Folha - Qual é o principal problema das empresas brasileiras atualmente?
Nildemar Secches - A economia como um todo está perdendo competitividade, e isso é resultado de uma combinação de várias coisas. Mas o Brasil precisa, mais do que tudo, de regras relativamente estáveis. A indústria, para ser eficiente, precisa antes de mais nada de horizonte.
O empresário faz ganhos de produtividade de curto prazo, mas eles são sempre marginais. Os grandes ganhos de eficiência se fazem no longo prazo. Eu vejo muitas coisas sendo feitas (para estimular a economia) e todo mundo reclama que não dá resultado.
Elas terão algum efeito?
Vão produzir efeitos no longo prazo se ficarem estáveis e de uma forma ordenada para que o empresário tenha condição de ter uma previsibilidade, para incorporar isso no seu planejamento.
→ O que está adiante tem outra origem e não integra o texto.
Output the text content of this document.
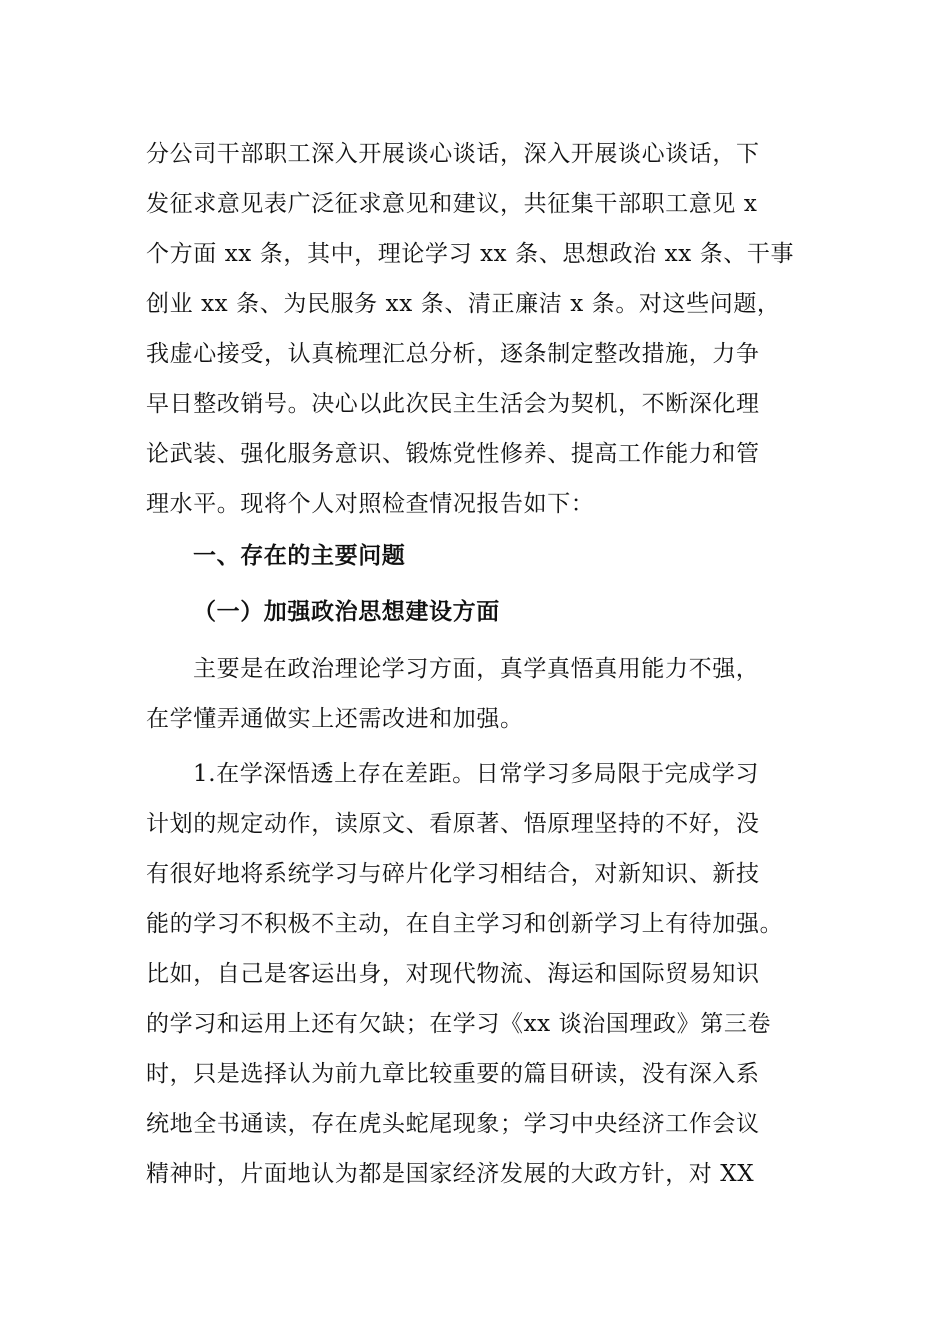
分公司干部职工深入开展谈心谈话，深入开展谈心谈话，下
发征求意见表广泛征求意见和建议，共征集干部职工意见 x
个方面 xx 条，其中，理论学习 xx 条、思想政治 xx 条、干事
创业 xx 条、为民服务 xx 条、清正廉洁 x 条。对这些问题，
我虚心接受，认真梳理汇总分析，逐条制定整改措施，力争
早日整改销号。决心以此次民主生活会为契机，不断深化理
论武装、强化服务意识、锻炼党性修养、提高工作能力和管
理水平。现将个人对照检查情况报告如下：
一、存在的主要问题
（一）加强政治思想建设方面
主要是在政治理论学习方面，真学真悟真用能力不强，
在学懂弄通做实上还需改进和加强。
1.在学深悟透上存在差距。日常学习多局限于完成学习
计划的规定动作，读原文、看原著、悟原理坚持的不好，没
有很好地将系统学习与碎片化学习相结合，对新知识、新技
能的学习不积极不主动，在自主学习和创新学习上有待加强。
比如，自己是客运出身，对现代物流、海运和国际贸易知识
的学习和运用上还有欠缺；在学习《xx 谈治国理政》第三卷
时，只是选择认为前九章比较重要的篇目研读，没有深入系
统地全书通读，存在虎头蛇尾现象；学习中央经济工作会议
精神时，片面地认为都是国家经济发展的大政方针，对 XX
Você pode ter ganhos específicos setoriais de curto prazo, mas, para a economia como um todo, são pouco relevantes.
Onde falta previsibilidade?
Tem quatro grandes variáveis macroeconômicas --juros, câmbio, salário e tributos-- nas quais você precisa ter previsibilidade. As mudanças na desoneração da folha são superbem-vindas. Agora, causa insegurança você ter uma parte da economia num sistema e parte em outro.
Esse ambiente afasta os investidores das empresas?
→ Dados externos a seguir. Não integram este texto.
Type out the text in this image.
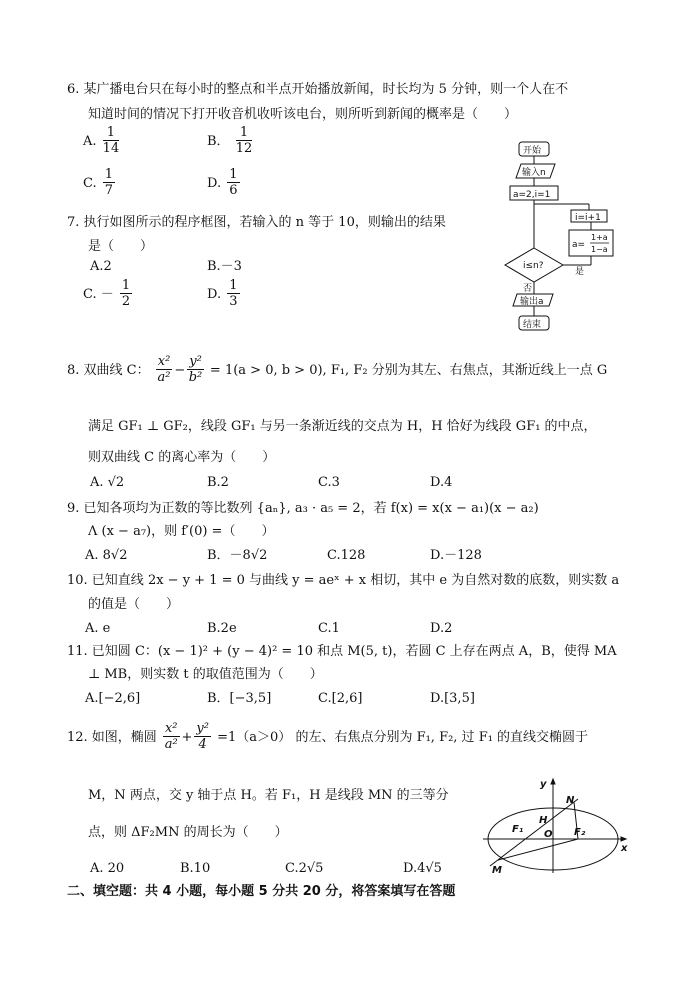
6. 某广播电台只在每小时的整点和半点开始播放新闻，时长均为 5 分钟，则一个人在不
知道时间的情况下打开收音机收听该电台，则所听到新闻的概率是（　　）
A. $\frac{1}{14}$	B． $\frac{1}{12}$
C. $\frac{1}{7}$	D. $\frac{1}{6}$
7. 执行如图所示的程序框图，若输入的 n 等于 10，则输出的结果
是（　　）
A.2	B.－3
C. － $\frac{1}{2}$	D. $\frac{1}{3}$
开始
输入n
a=2,i=1
i=i+1
a=
1+a
1−a
i≤n?
是
否
输出a
结束
8. 双曲线 C： $\frac{\text{x²}}{\text{a²}} - \frac{\text{y²}}{\text{b²}} = 1(a > 0$, b > 0), F₁, F₂ 分别为其左、右焦点，其渐近线上一点 G
满足 GF₁ ⊥ GF₂，线段 GF₁ 与另一条渐近线的交点为 H，H 恰好为线段 GF₁ 的中点，
则双曲线 C 的离心率为（　　）
A. √2	B.2	C.3	D.4
9. 已知各项均为正数的等比数列 {aₙ}, a₃ · a₅ = 2，若 f(x) = x(x − a₁)(x − a₂)
Λ (x − a₇)，则 f′(0) =（　　）
A. 8√2	B．－8√2	C.128	D.－128
10. 已知直线 2x − y + 1 = 0 与曲线 y = aeˣ + x 相切，其中 e 为自然对数的底数，则实数 a
的值是（　　）
A. e	B.2e	C.1	D.2
11. 已知圆 C：(x − 1)² + (y − 4)² = 10 和点 M(5, t)，若圆 C 上存在两点 A，B，使得 MA
⊥ MB，则实数 t 的取值范围为（　　）
A.[−2,6]	B．[−3,5]	C.[2,6]	D.[3,5]
12. 如图，椭圆 $\frac{\text{x²}}{\text{a²}} + \frac{\text{y²}}{4} =1(a>0)$ 的左、右焦点分别为 F₁, F₂, 过 F₁ 的直线交椭圆于
M，N 两点，交 y 轴于点 H。若 F₁，H 是线段 MN 的三等分
点，则 ΔF₂MN 的周长为（　　）
A. 20	B.10	C.2√5	D.4√5
y
x
N
H
F₁ O F₂
M
二、填空题：共 4 小题，每小题 5 分共 20 分，将答案填写在答题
Sim, o humor dos investidores estrangeiros azedou. E, quando começa a ter algum tipo de restrição dos investidores, os empresários também se perguntam: vou entrar nisso sozinho? Eles se retraem.
O que as empresas fizeram uma boa parte da vida delas está baseado no espírito de confiança do brasileiro. Ele confiava que tudo ia dar certo e ia fazendo. Só que as empresas foram adquirindo dimensões tão grandes que hoje, no "feeling", é muito difícil. As empresas têm dimensões internacionais.
Há maior preocupação com o grau intervencionista do governo na economia?
Dos investidores estrangeiros sim, sem dúvida. Dos investidores nacionais, há nos setores que estão mais ligados a regulação, concessões. Nos segmentos mais concorrenciais, eu diria que não há essa preocupação.
A inflação preocupa mais?
No meu ponto de vista, a inflação não joga o principal papel nesse processo. É importante, mas ela dá um tom de curto prazo para um problema de longo prazo, que é a estruturação da economia.
Como é deixar a BRF após 18 anos à frente dela?
Tem a sensação de perda de uma relação que foi muito boa. Obtivemos sucesso todos juntos. Éramos um grupo muito unido. Somos, não é? Esperamos continuar sendo.
Mas isso foi preparado. Decidi sair agora porque a companhia, nos dois últimos anos, adquiriu características que de certa forma estavam conflitando, querendo rediscutir muitos assuntos, estratégias... Achei que minha saída facilitaria o processo.
A data foi definida no fim do ano passado?
Sim, em dezembro já havia conversado com a Previ. Depois ocorreram todos aqueles fatos que deram uma sensação um pouco ruim desse processo, que era para ter sido absolutamente normal.
A mudança, então, não ocorreu porque havia acionistas incomodados com o retorno?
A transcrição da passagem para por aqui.